Luboń


Luboń is a town situated on the Warta River, in the Poznań metro area, in the Greater Poland Voivodeship. It was previously in the Poznań Voivodeship. It has 29,301 inhabitants.

History

The oldest known mention of Luboń dates back to 1316, while Żabikowo was mentioned in 1283, and Lasek was founded in 1756. All three villages were part of the Greater Poland Province of the Polish Crown until the 1793 Second Partition of Poland, when they were annexed by Prussia. Regained by the Poles in 1807, Luboń was included in the short-lived Duchy of Warsaw, and in 1815 it was re-annexed by Prussia.

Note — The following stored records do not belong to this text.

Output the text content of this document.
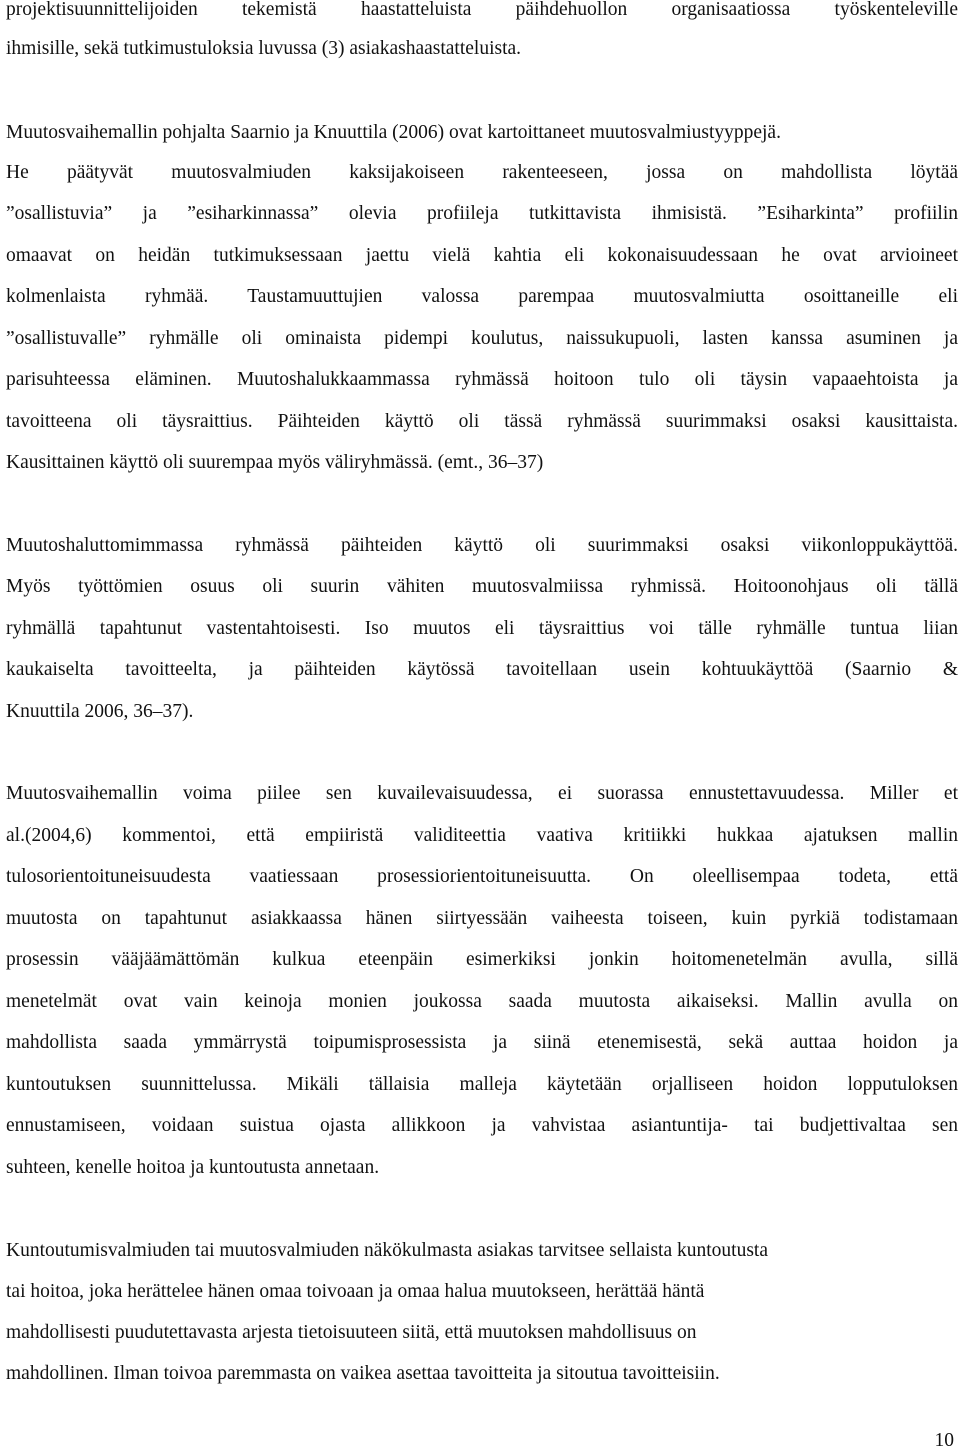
projektisuunnittelijoiden tekemistä haastatteluista päihdehuollon organisaatiossa työskenteleville
ihmisille, sekä tutkimustuloksia luvussa (3) asiakashaastatteluista.
Muutosvaihemallin pohjalta Saarnio ja Knuuttila (2006) ovat kartoittaneet muutosvalmiustyyppejä.
He päätyvät muutosvalmiuden kaksijakoiseen rakenteeseen, jossa on mahdollista löytää
”osallistuvia” ja ”esiharkinnassa” olevia profiileja tutkittavista ihmisistä. ”Esiharkinta” profiilin
omaavat on heidän tutkimuksessaan jaettu vielä kahtia eli kokonaisuudessaan he ovat arvioineet
kolmenlaista ryhmää. Taustamuuttujien valossa parempaa muutosvalmiutta osoittaneille eli
”osallistuvalle” ryhmälle oli ominaista pidempi koulutus, naissukupuoli, lasten kanssa asuminen ja
parisuhteessa eläminen. Muutoshalukkaammassa ryhmässä hoitoon tulo oli täysin vapaaehtoista ja
tavoitteena oli täysraittius. Päihteiden käyttö oli tässä ryhmässä suurimmaksi osaksi kausittaista.
Kausittainen käyttö oli suurempaa myös väliryhmässä. (emt., 36–37)
Muutoshaluttomimmassa ryhmässä päihteiden käyttö oli suurimmaksi osaksi viikonloppukäyttöä.
Myös työttömien osuus oli suurin vähiten muutosvalmiissa ryhmissä. Hoitoonohjaus oli tällä
ryhmällä tapahtunut vastentahtoisesti. Iso muutos eli täysraittius voi tälle ryhmälle tuntua liian
kaukaiselta tavoitteelta, ja päihteiden käytössä tavoitellaan usein kohtuukäyttöä (Saarnio &
Knuuttila 2006, 36–37).
Muutosvaihemallin voima piilee sen kuvailevaisuudessa, ei suorassa ennustettavuudessa. Miller et
al.(2004,6) kommentoi, että empiiristä validiteettia vaativa kritiikki hukkaa ajatuksen mallin
tulosorientoituneisuudesta vaatiessaan prosessiorientoituneisuutta. On oleellisempaa todeta, että
muutosta on tapahtunut asiakkaassa hänen siirtyessään vaiheesta toiseen, kuin pyrkiä todistamaan
prosessin vääjäämättömän kulkua eteenpäin esimerkiksi jonkin hoitomenetelmän avulla, sillä
menetelmät ovat vain keinoja monien joukossa saada muutosta aikaiseksi. Mallin avulla on
mahdollista saada ymmärrystä toipumisprosessista ja siinä etenemisestä, sekä auttaa hoidon ja
kuntoutuksen suunnittelussa. Mikäli tällaisia malleja käytetään orjalliseen hoidon lopputuloksen
ennustamiseen, voidaan suistua ojasta allikkoon ja vahvistaa asiantuntija- tai budjettivaltaa sen
suhteen, kenelle hoitoa ja kuntoutusta annetaan.
Kuntoutumisvalmiuden tai muutosvalmiuden näkökulmasta asiakas tarvitsee sellaista kuntoutusta
tai hoitoa, joka herättelee hänen omaa toivoaan ja omaa halua muutokseen, herättää häntä
mahdollisesti puudutettavasta arjesta tietoisuuteen siitä, että muutoksen mahdollisuus on
mahdollinen. Ilman toivoa paremmasta on vaikea asettaa tavoitteita ja sitoutua tavoitteisiin.
10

Since 1856 a railway line connecting Poznań with Wrocław ran through present-day Luboń. In 1870, a College of Agriculture was established in Żabikowo, as a Polish college, and was forced to close in 1876 as a result of Anti-Polish policies of the German authorities. From 1871 part of Germany, the Germans located new factories in Luboń and initiated German colonization after 1905 in order to change its ethnic composition. After World War I Poland regained independence in 1918 and Luboń was reintegrated with Poland.

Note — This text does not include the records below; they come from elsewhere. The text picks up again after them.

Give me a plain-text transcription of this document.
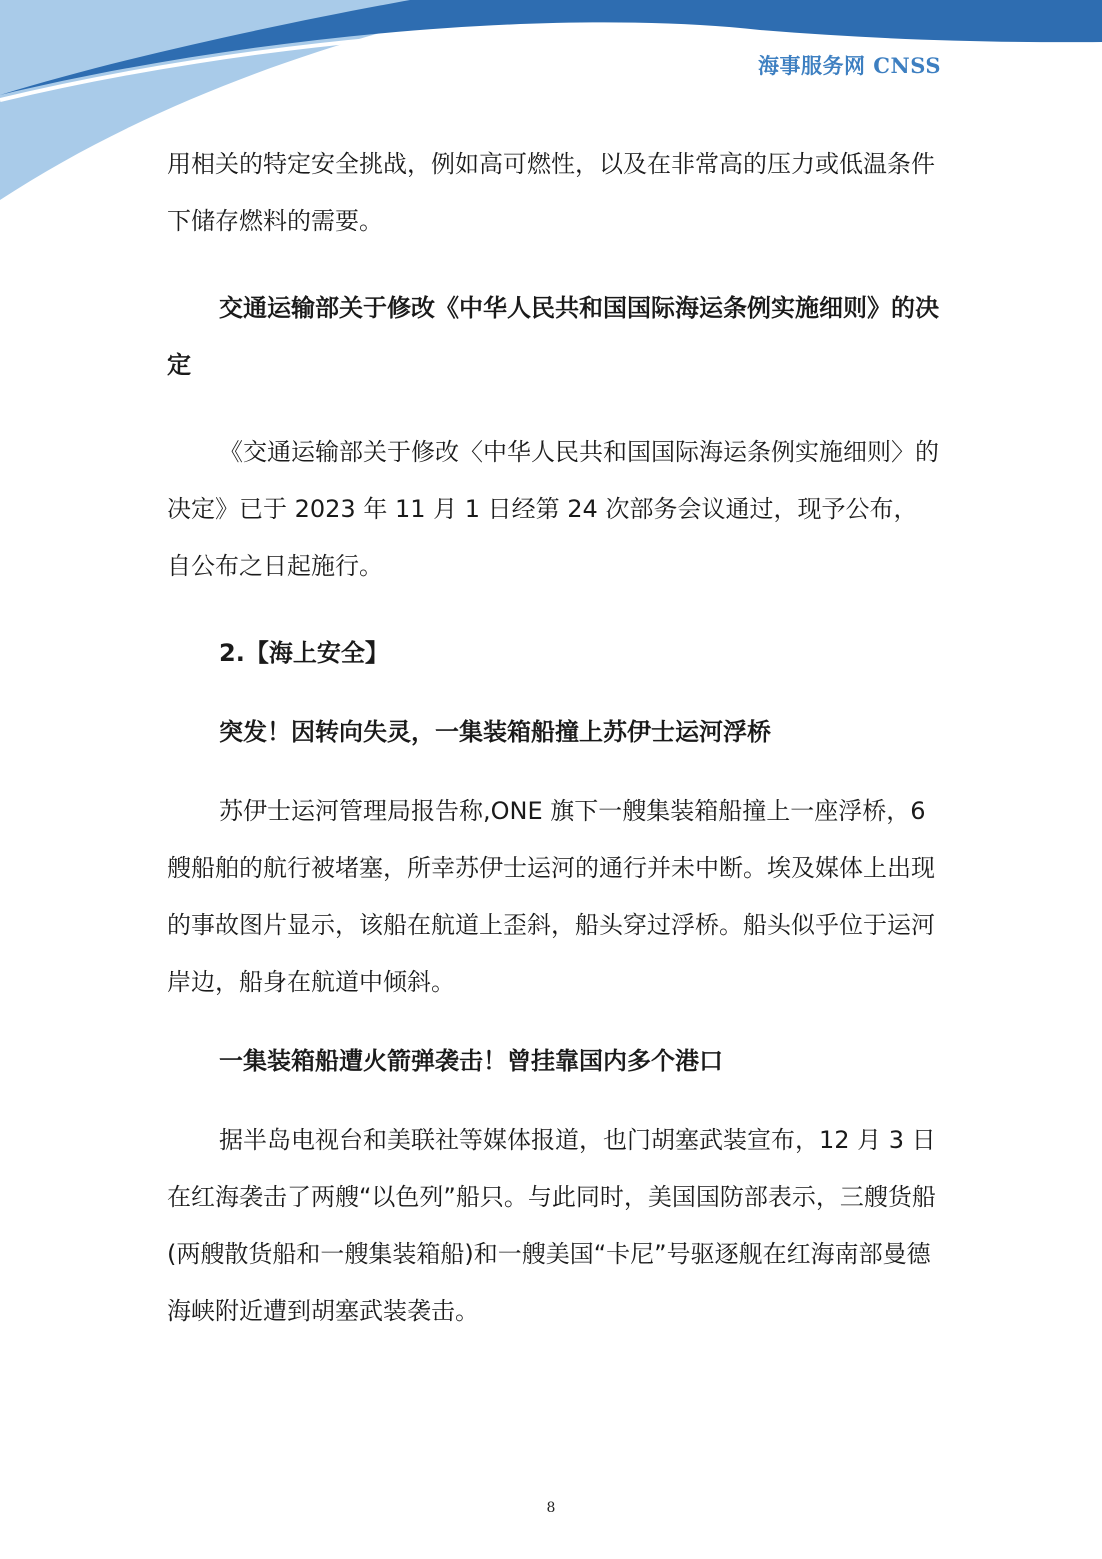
海事服务网 CNSS

用相关的特定安全挑战，例如高可燃性，以及在非常高的压力或低温条件下储存燃料的需要。

交通运输部关于修改《中华人民共和国国际海运条例实施细则》的决定

《交通运输部关于修改〈中华人民共和国国际海运条例实施细则〉的决定》已于 2023 年 11 月 1 日经第 24 次部务会议通过，现予公布，自公布之日起施行。

2.【海上安全】

突发！因转向失灵，一集装箱船撞上苏伊士运河浮桥

苏伊士运河管理局报告称,ONE 旗下一艘集装箱船撞上一座浮桥，6 艘船舶的航行被堵塞，所幸苏伊士运河的通行并未中断。埃及媒体上出现的事故图片显示，该船在航道上歪斜，船头穿过浮桥。船头似乎位于运河岸边，船身在航道中倾斜。

一集装箱船遭火箭弹袭击！曾挂靠国内多个港口

据半岛电视台和美联社等媒体报道，也门胡塞武装宣布，12 月 3 日在红海袭击了两艘“以色列”船只。与此同时，美国国防部表示，三艘货船(两艘散货船和一艘集装箱船)和一艘美国“卡尼”号驱逐舰在红海南部曼德海峡附近遭到胡塞武装袭击。

8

During World War II Luboń was occupied by Germany from 1939 to 1945. The Germans established a forced labour camp for Jews in Żabikowo in the north-west of Luboń. In 1943–1945 Żabikowo was also the site of a Nazi prison camp, which replaced the Fort VII camp in western Poznań, and in which over 20,000 people were imprisoned. The prisoners were mainly members of the Polish resistance movement, but also Luxembourgers, Dutch, Hungarians, Slovaks, Americans, Soviet prisoners of war and deserters from the Wehrmacht. Prisoners were subjected to inhuman living conditions, torture and executions. There is now a museum and a monument entitled Nigdy wojny by Józef Gosławski, as well other monuments to various people imprisoned and murdered in the camp.
Luboń was granted town rights in 1954 with Żabikowo and Lasek included within its town limits.